作家修行中の人にとって、作家を目指すという選択は正しいのか、という疑念がつきまとったりするかもしれません。そうでない人もいるでしょうが。

かくいう自分も、疑念を持つ類なのですが、一方で、作家を目指す以外にないんじゃないか、という考えもあります。「詩人になりたい、でなければ何者にもなりたくない」というヘッセの言葉に共感してしまうタイプでもあります。

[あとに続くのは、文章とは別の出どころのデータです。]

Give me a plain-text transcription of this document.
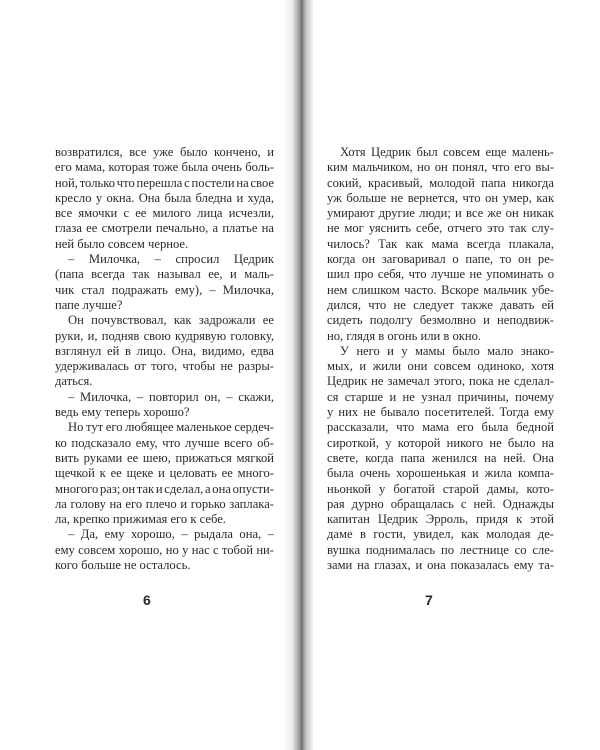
возвратился, все уже было кончено, и
его мама, которая тоже была очень боль-
ной, только что перешла с постели на свое
кресло у окна. Она была бледна и худа,
все ямочки с ее милого лица исчезли,
глаза ее смотрели печально, а платье на
ней было совсем черное.
– Милочка, – спросил Цедрик
(папа всегда так называл ее, и маль-
чик стал подражать ему), – Милочка,
папе лучше?
Он почувствовал, как задрожали ее
руки, и, подняв свою кудрявую головку,
взглянул ей в лицо. Она, видимо, едва
удерживалась от того, чтобы не разры-
даться.
– Милочка, – повторил он, – скажи,
ведь ему теперь хорошо?
Но тут его любящее маленькое сердеч-
ко подсказало ему, что лучше всего об-
вить руками ее шею, прижаться мягкой
щечкой к ее щеке и целовать ее много-
многого раз; он так и сделал, а она опусти-
ла голову на его плечо и горько заплака-
ла, крепко прижимая его к себе.
– Да, ему хорошо, – рыдала она, –
ему совсем хорошо, но у нас с тобой ни-
кого больше не осталось.
Хотя Цедрик был совсем еще малень-
ким мальчиком, но он понял, что его вы-
сокий, красивый, молодой папа никогда
уж больше не вернется, что он умер, как
умирают другие люди; и все же он никак
не мог уяснить себе, отчего это так слу-
чилось? Так как мама всегда плакала,
когда он заговаривал о папе, то он ре-
шил про себя, что лучше не упоминать о
нем слишком часто. Вскоре мальчик убе-
дился, что не следует также давать ей
сидеть подолгу безмолвно и неподвиж-
но, глядя в огонь или в окно.
У него и у мамы было мало знако-
мых, и жили они совсем одиноко, хотя
Цедрик не замечал этого, пока не сделал-
ся старше и не узнал причины, почему
у них не бывало посетителей. Тогда ему
рассказали, что мама его была бедной
сироткой, у которой никого не было на
свете, когда папа женился на ней. Она
была очень хорошенькая и жила компа-
ньонкой у богатой старой дамы, кото-
рая дурно обращалась с ней. Однажды
капитан Цедрик Эрроль, придя к этой
даме в гости, увидел, как молодая де-
вушка поднималась по лестнице со сле-
зами на глазах, и она показалась ему та-
6	7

でも、「自分には、~しかない」という考え方は、いっこうに結果が伴わない状況だと、境遇に対する不平不満につながりやすいという気がして来ました。それを打破するには、自分は作家を目指す道を選んだ、という自覚が必要なんじゃないか、と思います。実際、自分はどこかでその道をいくつかの選択肢から選んだのでしょう。

ロジカルに正解を求める、というやり方も、「自分には、~しかない」という考え方と同じような危うさを持っているように思います。「正しい理念を選び、そこから目標を設定し、最もふさわしい仕事を定め、そのための適切なルートを見つける」と書けば、理想的な人生論になるかもしれませんが、見かたをかえれば、単に一本道を進んだだけ、裏を返せば、「自分には、~しかない」というのと同義だといえます。

「選ぶ」というのは、正解が分からない状況で、右か左かを決断することだとするなら、「正解を選ぶ」という言い方はできなくなります。結局、1秒先も分からないようなしょうもない知性を頼りに、日々あれかこれかと選んでいくほうがいいんじゃないか、と思います。